Lanzmann is fully aware that everyone has seen the ghastly pictures and heard the gruesome stories. So he artfully constructs a newer method in hopes of bringing us back to 1942 in Sobibor or in Chelmo to really look, as if we are seeing and reacting with that initial horror felt by the entire world the first time they saw it. Instead of creating main characters in his film, I believe that Lanzmann constructs character witnesses out of us- the viewers. Up to this point, we have read Holocaust stories with main and supporting characters and watched films that follow the same character structure. It was not until seeing a movie like Shoah that we realize the principle actors are the setting and the external viewers. This is an incredible new technique of truly engaging people who were not even alive at the time of this event and molding them into genuine Holocaust witnesses.

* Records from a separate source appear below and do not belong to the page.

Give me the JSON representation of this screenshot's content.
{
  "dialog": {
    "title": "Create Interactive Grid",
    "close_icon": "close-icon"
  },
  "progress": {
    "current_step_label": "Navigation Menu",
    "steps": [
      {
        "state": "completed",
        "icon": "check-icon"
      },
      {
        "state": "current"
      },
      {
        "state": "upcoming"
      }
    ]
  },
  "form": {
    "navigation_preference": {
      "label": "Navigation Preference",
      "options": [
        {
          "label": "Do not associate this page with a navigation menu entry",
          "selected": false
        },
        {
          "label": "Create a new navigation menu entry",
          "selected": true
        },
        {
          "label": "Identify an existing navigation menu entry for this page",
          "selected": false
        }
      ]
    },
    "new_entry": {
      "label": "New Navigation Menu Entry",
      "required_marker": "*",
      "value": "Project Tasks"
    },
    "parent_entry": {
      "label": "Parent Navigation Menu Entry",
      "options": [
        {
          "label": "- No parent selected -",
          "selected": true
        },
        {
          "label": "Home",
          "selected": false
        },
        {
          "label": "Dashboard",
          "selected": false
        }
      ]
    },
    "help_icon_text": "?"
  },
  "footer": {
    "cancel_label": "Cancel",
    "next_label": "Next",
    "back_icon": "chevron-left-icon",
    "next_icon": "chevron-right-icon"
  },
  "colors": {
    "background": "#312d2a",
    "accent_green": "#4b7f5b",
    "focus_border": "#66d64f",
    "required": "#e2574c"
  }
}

Lanzmann purposefully does this in order to make us aware that we are now a part of history and it now becomes our obligation to testify as all of those interviewed have done.

Felman vocalizes this point best as she testifies:

It is the silence of the witness’s death which Lanzmann must historically here challenge, in order to revive the Holocaust and to rewrite the event-without-a-witness into witnessing, and into history.  It is the silence of the witness’s death, and of the witness’s deadness, which precisely must be broken, and transgressed. (219)

Most people are hesitant and even afraid to talk about the Holocaust or to look at videos and images of the horrifying event, but Lanzmann’s message is to ignore that silence and break through it in order to bring the horrifying and unbelievable to the surface. It is at this point that we can all declare that this is a terrible truth and with this recognition of its existence it must never be allowed to happen again.

Lanzmann brings us closer to the silence of the Holocaust with his simple images than any literary author has been able to accomplish with words. To be clear, I am in no way disregarding the significance of eye-witness testimonies transmitted through literary styles, but I am confirming that Lanzmann’s film forces everyone involved to be witnesses of the Holocaust. The director, translator, editor, viewers, and participating survivors become one collective witness. Shoah breathes new life into a decades-old event and revives it with a fresh approach by transmitting natural images to our numbed minds as a way of shocking us awake to the reality of the horror that must never happen again.  


Works Cited


Delbo, Charlotte, and Lawrence L. Langer. Auschwitz and After. Trans. Rosette C. Lamont. New York: Yale UP, 1997.


Felman, Shoshana, and Dori Laub. Testimony: Crises of Witnessing in Literature, Psychoanalysis and History. New York: Routledge, 1992.


Felman, Shoshana. "In an Era of Testimony: Claude Lanzmann's Shoah." Yale French Studies 97: 103-50. University of Maryland. Jstor. McKeldin, College Park. 26 Oct. 2008 <>.


Ozick, Cynthia. The Shawl. New York: Vintage, 1990.


Shoah. Dir. Claude Lanzmann. DVD. 1985.


Spiegelman, Art. Maus: A Survivor's Tale and Here My Troubles Began. New York: Pantheon, 1992.